[rohrpost] kritik ZKM Ausst. 'making things public'

Andreas Broeckmann abroeck at transmediale.de
Die Mar 22 15:41:01 CET 2005


(mit freundl. genehmigung des autors; ab)


Die unaufhörlich redenden Dinge

Die Öffentlichkeit als Labyrinth: «Making Things Public» heisst die 
neue Ausstellung von Bruno Latour im Zentrum für Kunst und 
Medientechnologie in Karlsruhe.

Von Valentin Groebner*


Theoretiker sind Reisezauberer. Sie erklären wunderbar, wie die Welt 
und die Dinge und wir selbst eigentlich ganz anders funktionieren, 
als wir es bisher gedacht haben.
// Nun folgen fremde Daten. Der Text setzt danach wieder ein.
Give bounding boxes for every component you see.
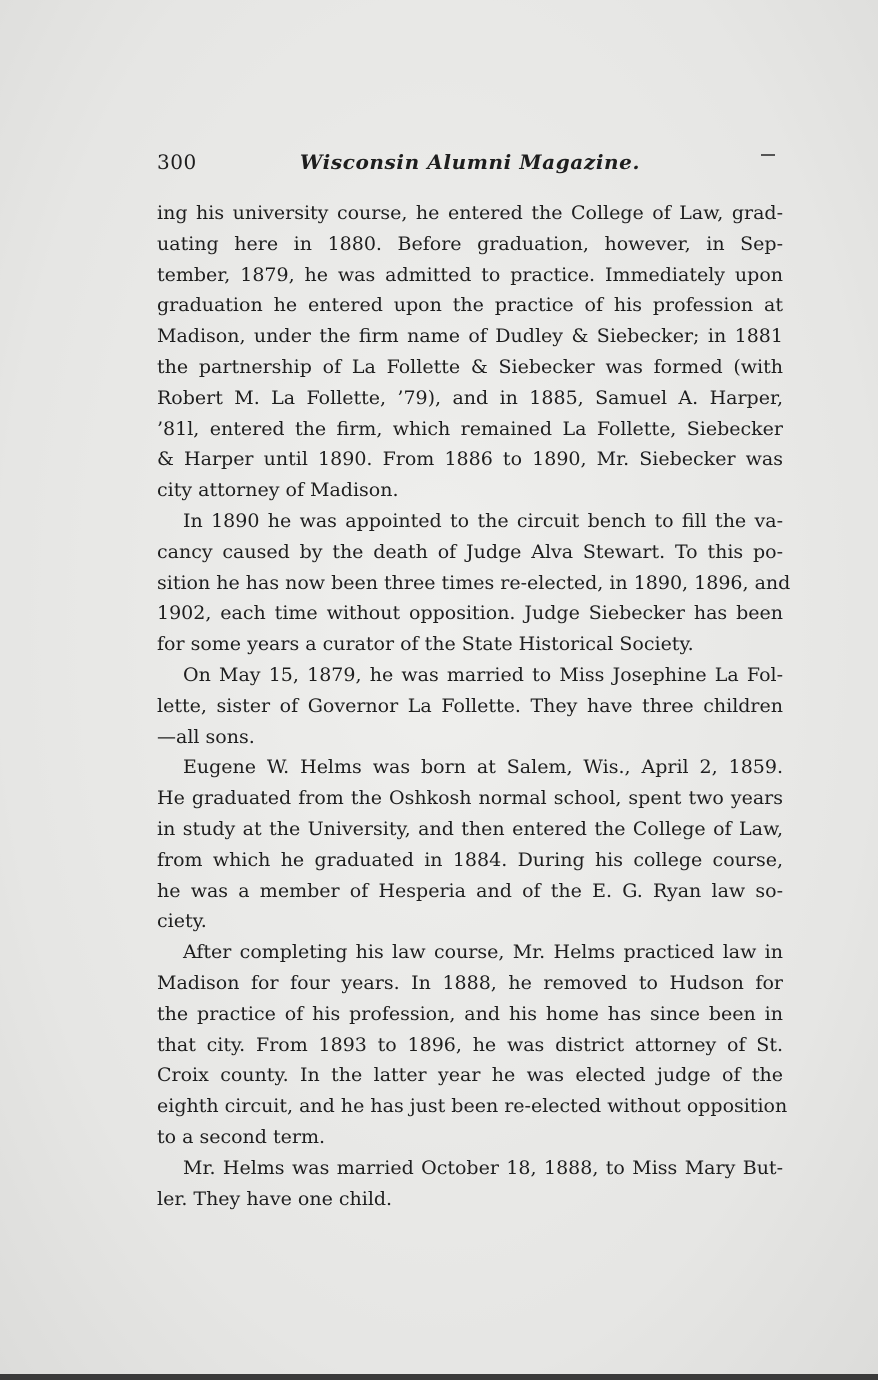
text-line: lette, sister of Governor La Follette. They have three children	[157, 694, 783, 717]
text-line: He graduated from the Oshkosh normal school, spent two years	[157, 787, 783, 810]
paragraph-siebecker-career	[157, 198, 783, 506]
text-line: from which he graduated in 1884. During his college course,	[157, 848, 783, 871]
text-line: the partnership of La Follette & Siebecker was formed (with	[157, 355, 783, 378]
text-line: Madison for four years. In 1888, he removed to Hudson for	[157, 971, 783, 994]
text-line: On May 15, 1879, he was married to Miss Josephine La Fol-	[183, 663, 783, 686]
text-line: 1902, each time without opposition. Judge Siebecker has been	[157, 602, 783, 625]
text-line: Eugene W. Helms was born at Salem, Wis., April 2, 1859.	[183, 756, 783, 779]
text-line: After completing his law course, Mr. Helms practiced law in	[183, 941, 783, 964]
text-line: Robert M. La Follette, ’79), and in 1885, Samuel A. Harper,	[157, 386, 783, 409]
text-line: Mr. Helms was married October 18, 1888, to Miss Mary But-	[183, 1156, 783, 1179]
text-line: Madison, under the firm name of Dudley & Siebecker; in 1881	[157, 325, 783, 348]
text-line: for some years a curator of the State Historical Society.	[157, 633, 694, 656]
paragraph-siebecker-marriage	[157, 660, 783, 752]
page-header	[157, 150, 783, 182]
page-bottom-edge	[0, 1374, 878, 1380]
text-line: uating here in 1880. Before graduation, however, in Sep-	[157, 232, 783, 255]
text-line: ciety.	[157, 910, 207, 933]
text-line: & Harper until 1890. From 1886 to 1890, Mr. Siebecker was	[157, 448, 783, 471]
text-line: eighth circuit, and he has just been re-elected without opposition	[157, 1095, 788, 1118]
text-line: tember, 1879, he was admitted to practice. Immediately upon	[157, 263, 783, 286]
text-line: city attorney of Madison.	[157, 479, 399, 502]
running-title: Wisconsin Alumni Magazine.	[299, 150, 641, 174]
page-number: 300	[157, 150, 197, 174]
text-line: to a second term.	[157, 1125, 326, 1148]
text-line: ler. They have one child.	[157, 1187, 393, 1210]
paragraph-helms-education	[157, 752, 783, 937]
text-line: cancy caused by the death of Judge Alva Stewart. To this po-	[157, 540, 783, 563]
text-line: he was a member of Hesperia and of the E. G. Ryan law so-	[157, 879, 783, 902]
text-line: ing his university course, he entered the College of Law, grad-	[157, 202, 783, 224]
paragraph-helms-marriage	[157, 1153, 783, 1215]
text-line: —all sons.	[157, 725, 255, 748]
text-line: sition he has now been three times re-elected, in 1890, 1896, and	[157, 571, 791, 594]
text-line: Croix county. In the latter year he was elected judge of the	[157, 1064, 783, 1087]
text-line: in study at the University, and then entered the College of Law,	[157, 817, 783, 840]
paragraph-helms-career	[157, 937, 788, 1153]
text-line: that city. From 1893 to 1896, he was district attorney of St.	[157, 1033, 783, 1056]
paragraph-circuit-bench	[157, 506, 791, 660]
text-line: the practice of his profession, and his home has since been in	[157, 1002, 783, 1025]
text-line: In 1890 he was appointed to the circuit bench to fill the va-	[183, 509, 783, 532]
text-line: ’81l, entered the firm, which remained La Follette, Siebecker	[157, 417, 783, 440]
header-mark	[761, 154, 775, 156]
page-body	[157, 198, 791, 1214]
text-line: graduation he entered upon the practice of his profession at	[157, 294, 783, 317]
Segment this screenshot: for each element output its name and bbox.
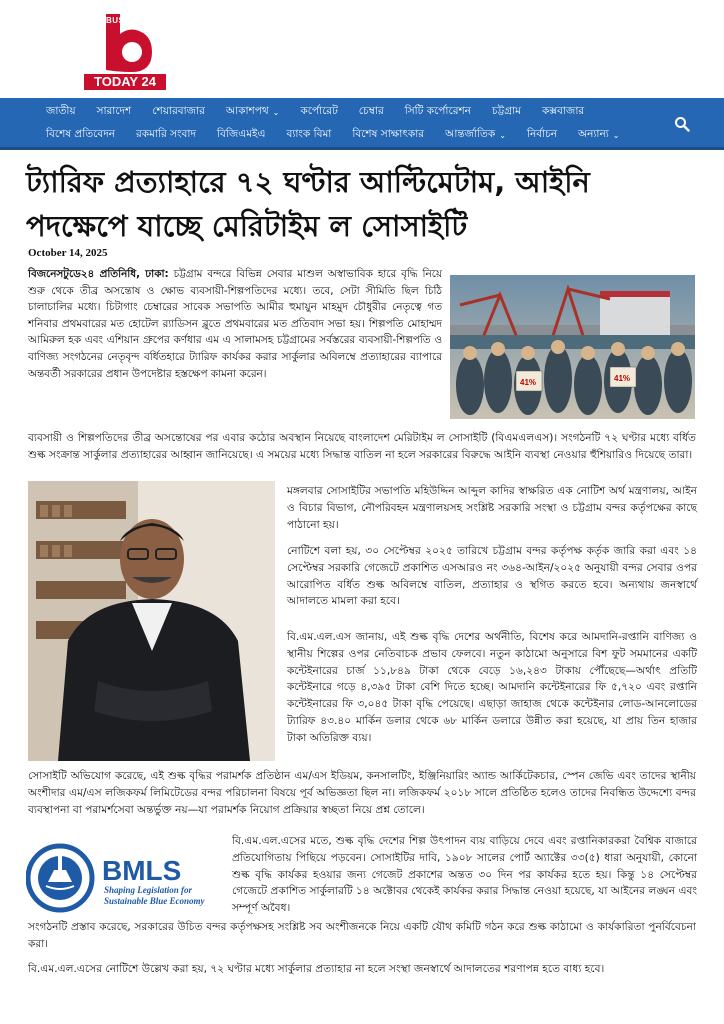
nav-primary-item-7[interactable] bbox=[492, 104, 521, 121]
logo-today-text: TODAY 24 bbox=[84, 74, 166, 90]
article-paragraph-5: বি.এম.এল.এস জানায়, এই শুল্ক বৃদ্ধি দেশের অর্থনীতি, বিশেষ করে আমদানি-রপ্তানি বাণিজ্য ও স্থানীয় শিল্পের ওপর নেতিবাচক প্রভাব ফেলবে। নতুন কাঠামো অনুসারে বিশ ফুট সমমানের একটি কন্টেইনারের চার্জ ১১,৮৪৯ টাকা থেকে বেড়ে ১৬,২৪৩ টাকায় পৌঁছেছে—অর্থাৎ প্রতিটি কন্টেইনারে গড়ে ৪,৩৯৫ টাকা বেশি দিতে হচ্ছে। আমদানি কন্টেইনারের ফি ৫,৭২০ এবং রপ্তানি কন্টেইনারের ফি ৩,০৪৫ টাকা বৃদ্ধি পেয়েছে। এছাড়া জাহাজ থেকে কন্টেইনার লোড-আনলোডের ট্যারিফ ৪৩.৪০ মার্কিন ডলার থেকে ৬৮ মার্কিন ডলারে উন্নীত করা হয়েছে, যা প্রায় তিন হাজার টাকা অতিরিক্ত ব্যয়। bbox=[287, 631, 697, 744]
article-date: October 14, 2025 bbox=[28, 247, 108, 259]
nav-item-label: আন্তর্জাতিক bbox=[445, 127, 496, 140]
chevron-down-icon: ⌄ bbox=[272, 107, 280, 117]
port-illustration bbox=[450, 275, 695, 419]
paragraph-1-text: চট্টগ্রাম বন্দরে বিভিন্ন সেবার মাশুল অস্বাভাবিক হারে বৃদ্ধি নিয়ে শুরু থেকে তীব্র অসন্তোষ ও ক্ষোভ ব্যবসায়ী-শিল্পপতিদের মধ্যে। তবে, সেটা সীমিতি ছিল চিঠি চালাচালির মধ্যে। চিটাগাং চেম্বারের সাবেক সভাপতি আমীর হুমায়ুন মাহমুদ চৌধুরীর নেতৃত্বে গত শনিবার প্রথমবারের মত হোটেল র‍্যাডিসন ব্লুতে প্রথমবারের মত প্রতিবাদ সভা হয়। শিল্পপতি মোহাম্মদ আমিরুল হক এবং এশিয়ান গ্রুপের কর্ণধার এম এ সালামসহ চট্টগ্রামের সর্বস্তরের ব্যবসায়ী-শিল্পপতি ও বাণিজ্য সংগঠনের নেতৃবৃন্দ বর্ধিতহারে ট্যারিফ কার্যকর করার সার্কুলার অবিলম্বে প্রত্যাহারের ব্যাপারে অন্তবর্তী সরকারের প্রধান উপদেষ্টার হস্তক্ষেপ কামনা করেন। bbox=[28, 268, 442, 380]
main-navigation bbox=[0, 98, 724, 150]
nav-item-label: চেম্বার bbox=[358, 104, 384, 117]
nav-item-label: জাতীয় bbox=[46, 104, 76, 117]
nav-item-label: রকমারি সংবাদ bbox=[135, 127, 196, 140]
nav-secondary-item-2[interactable] bbox=[217, 127, 266, 144]
masthead bbox=[0, 0, 724, 97]
nav-item-label: আকাশপথ bbox=[225, 104, 269, 117]
article-paragraph-9: বি.এম.এল.এসের নোটিশে উল্লেখ করা হয়, ৭২ ঘণ্টার মধ্যে সার্কুলার প্রত্যাহার না হলে সংস্থা জনস্বার্থে আদালতের শরণাপন্ন হতে বাধ্য হবে। bbox=[28, 963, 605, 975]
bmls-name: BMLS bbox=[102, 855, 182, 886]
nav-secondary-item-1[interactable] bbox=[136, 127, 196, 144]
port-sign-right: 41% bbox=[614, 374, 631, 383]
portrait-photo bbox=[28, 481, 275, 761]
nav-secondary-item-4[interactable] bbox=[352, 127, 424, 144]
nav-item-label: চট্টগ্রাম bbox=[491, 104, 521, 117]
nav-item-label: শেয়ারবাজার bbox=[152, 104, 205, 117]
nav-primary-item-5[interactable] bbox=[359, 104, 384, 121]
article-paragraph-2: ব্যবসায়ী ও শিল্পপতিদের তীব্র অসন্তোষের পর এবার কঠোর অবস্থান নিয়েছে বাংলাদেশ মেরিটাইম ল সোসাইটি (বিএমএলএস)। সংগঠনটি ৭২ ঘণ্টার মধ্যে বর্ধিত শুল্ক সংক্রান্ত সার্কুলার প্রত্যাহারের আহ্বান জানিয়েছে। এ সময়ের মধ্যে সিদ্ধান্ত বাতিল না হলে সরকারের বিরুদ্ধে আইনি ব্যবস্থা নেওয়ার হুঁশিয়ারিও দিয়েছে তারা। bbox=[28, 432, 696, 461]
nav-primary-item-3[interactable] bbox=[226, 104, 279, 121]
nav-item-label: অন্যান্য bbox=[578, 127, 609, 140]
article-paragraph-8: সংগঠনটি প্রস্তাব করেছে, সরকারের উচিত বন্দর কর্তৃপক্ষসহ সংশ্লিষ্ট সব অংশীজনকে নিয়ে একটি যৌথ কমিটি গঠন করে শুল্ক কাঠামো ও কার্যকারিতা পুনর্বিবেচনা করা। bbox=[28, 921, 696, 950]
logo-business-text: BUSINESS bbox=[106, 16, 151, 25]
article-headline bbox=[26, 160, 706, 248]
headline-line-1: ট্যারিফ প্রত্যাহারে ৭২ ঘণ্টার আল্টিমেটাম, আইনি bbox=[26, 165, 590, 199]
nav-primary-item-1[interactable] bbox=[97, 104, 132, 121]
article-paragraph-1 bbox=[28, 266, 442, 382]
headline-line-2: পদক্ষেপে যাচ্ছে মেরিটাইম ল সোসাইটি bbox=[26, 209, 468, 243]
article-paragraph-3: মঙ্গলবার সোসাইটির সভাপতি মহিউদ্দিন আব্দুল কাদির স্বাক্ষরিত এক নোটিশ অর্থ মন্ত্রণালয়, আইন ও বিচার বিভাগ, নৌপরিবহন মন্ত্রণালয়সহ সংশ্লিষ্ট সরকারি সংস্থা ও চট্টগ্রাম বন্দর কর্তৃপক্ষের কাছে পাঠানো হয়। bbox=[287, 485, 697, 531]
nav-item-label: ব্যাংক বিমা bbox=[286, 127, 332, 140]
nav-primary-item-8[interactable] bbox=[542, 104, 584, 121]
nav-primary-item-0[interactable] bbox=[46, 104, 76, 121]
article-paragraph-7: বি.এম.এল.এসের মতে, শুল্ক বৃদ্ধি দেশের শিল্প উৎপাদন ব্যয় বাড়িয়ে দেবে এবং রপ্তানিকারকরা বৈশ্বিক বাজারে প্রতিযোগিতায় পিছিয়ে পড়বেন। সোসাইটির দাবি, ১৯০৮ সালের পোর্ট অ্যাক্টের ৩৩(৫) ধারা অনুযায়ী, কোনো শুল্ক বৃদ্ধি কার্যকর হওয়ার জন্য গেজেট প্রকাশের অন্তত ৩০ দিন পর কার্যকর হতে হয়। কিন্তু ১৪ সেপ্টেম্বর গেজেটে প্রকাশিত সার্কুলারটি ১৪ অক্টোবর থেকেই কার্যকর করার সিদ্ধান্ত নেওয়া হয়েছে, যা আইনের লঙ্ঘন এবং সম্পূর্ণ অবৈধ। bbox=[232, 835, 697, 915]
nav-secondary-item-6[interactable] bbox=[527, 127, 557, 144]
nav-secondary-item-7[interactable] bbox=[578, 127, 619, 144]
nav-secondary-item-0[interactable] bbox=[46, 127, 115, 144]
portrait-illustration bbox=[28, 481, 275, 761]
search-icon[interactable] bbox=[674, 116, 690, 132]
bmls-tagline-1: Shaping Legislation for bbox=[104, 885, 193, 895]
article-paragraph-6: সোসাইটি অভিযোগ করেছে, এই শুল্ক বৃদ্ধির পরামর্শক প্রতিষ্ঠান এম/এস ইডিয়ম, কনসালটিং, ইঞ্জিনিয়ারিং অ্যান্ড আর্কিটেকচার, স্পেন জেভি এবং তাদের স্থানীয় অংশীদার এম/এস লজিকফর্ম লিমিটেডের বন্দর পরিচালনা বিষয়ে পূর্ব অভিজ্ঞতা ছিল না। লজিকফর্ম ২০১৮ সালে প্রতিষ্ঠিত হলেও তাদের নিবন্ধিত উদ্দেশ্যে বন্দর ব্যবস্থাপনা বা পরামর্শসেবা অন্তর্ভুক্ত নয়—যা পরামর্শক নিয়োগ প্রক্রিয়ার স্বচ্ছতা নিয়ে প্রশ্ন তোলে। bbox=[28, 770, 696, 816]
nav-item-label: কক্সবাজার bbox=[541, 104, 585, 117]
nav-item-label: সিটি কর্পোরেশন bbox=[404, 104, 471, 117]
bmls-emblem bbox=[26, 842, 222, 914]
nav-item-label: সারাদেশ bbox=[96, 104, 132, 117]
chevron-down-icon: ⌄ bbox=[612, 130, 620, 140]
nav-secondary-item-3[interactable] bbox=[286, 127, 331, 144]
port-sign-left: 41% bbox=[520, 378, 537, 387]
nav-primary-item-2[interactable] bbox=[152, 104, 205, 121]
nav-item-label: বিশেষ সাক্ষাৎকার bbox=[352, 127, 425, 140]
article-paragraph-4: নোটিশে বলা হয়, ৩০ সেপ্টেম্বর ২০২৫ তারিখে চট্টগ্রাম বন্দর কর্তৃপক্ষ কর্তৃক জারি করা এবং ১৪ সেপ্টেম্বর সরকারি গেজেটে প্রকাশিত এসআরও নং ৩৬৪-আইন/২০২৫ অনুযায়ী বন্দর সেবার ওপর আরোপিত বর্ধিত শুল্ক অবিলম্বে বাতিল, প্রত্যাহার ও স্থগিত করতে হবে। অন্যথায় জনস্বার্থে আদালতে মামলা করা হবে। bbox=[287, 545, 697, 608]
nav-primary-item-4[interactable] bbox=[300, 104, 337, 121]
bmls-tagline-2: Sustainable Blue Economy bbox=[104, 896, 205, 906]
bmls-logo bbox=[26, 842, 222, 914]
nav-row-secondary bbox=[46, 123, 641, 147]
nav-item-label: কর্পোরেট bbox=[300, 104, 338, 117]
port-photo bbox=[450, 275, 695, 419]
nav-primary-item-6[interactable] bbox=[405, 104, 471, 121]
site-logo[interactable] bbox=[80, 10, 168, 92]
nav-secondary-item-5[interactable] bbox=[445, 127, 506, 144]
nav-item-label: বিজিএমইএ bbox=[216, 127, 266, 140]
nav-item-label: নির্বাচন bbox=[526, 127, 558, 140]
nav-row-primary bbox=[46, 100, 605, 124]
chevron-down-icon: ⌄ bbox=[499, 130, 506, 140]
nav-item-label: বিশেষ প্রতিবেদন bbox=[46, 127, 115, 140]
article-byline: বিজনেসটুডে২৪ প্রতিনিধি, ঢাকা: bbox=[28, 268, 169, 280]
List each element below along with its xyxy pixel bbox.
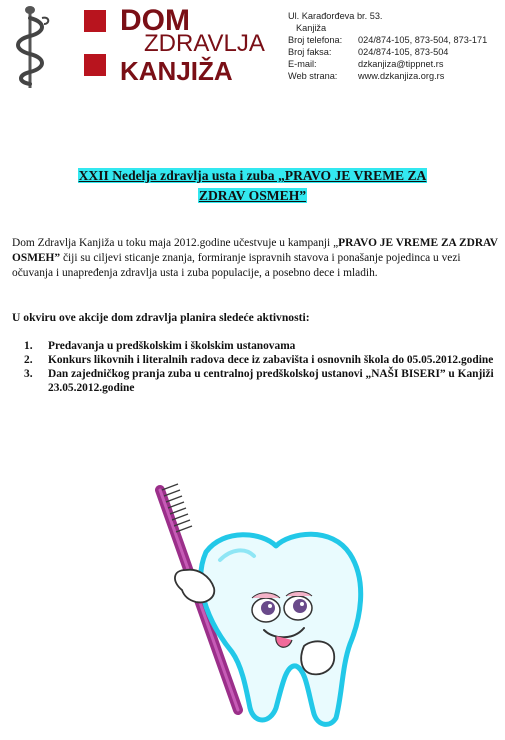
list-number: 1. <box>24 340 33 352</box>
list-number: 3. <box>24 368 33 380</box>
logo-word-dom: DOM <box>120 4 190 37</box>
contact-value: www.dzkanjiza.org.rs <box>358 71 445 81</box>
contact-label: Broj faksa: <box>288 47 332 57</box>
logo-word-zdravlja: ZDRAVLJA <box>144 30 265 57</box>
document-title <box>0 166 505 206</box>
contact-value: 024/874-105, 873-504 <box>358 47 449 57</box>
tooth-mascot-illustration <box>128 470 396 730</box>
contact-label: E-mail: <box>288 59 317 69</box>
contact-row-fax <box>288 46 449 58</box>
contact-label: Web strana: <box>288 71 338 81</box>
activities-list <box>24 339 504 395</box>
title-line-2: ZDRAV OSMEH” <box>198 188 307 203</box>
list-item <box>24 367 504 395</box>
caduceus-logo-icon <box>6 4 54 90</box>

Das macht Theorie so berückend. Denn 
im Kopf machts klick, und alles sieht plötzlich neu und aufregend 
anders aus. Aber wenn der Professor den Mund wieder zumacht oder der 
Leser sein Buch, dann ist diese magische Verwandlung auf einmal sehr 
fern und abstrakt. Und aussen Stehenden kaum zu erklären.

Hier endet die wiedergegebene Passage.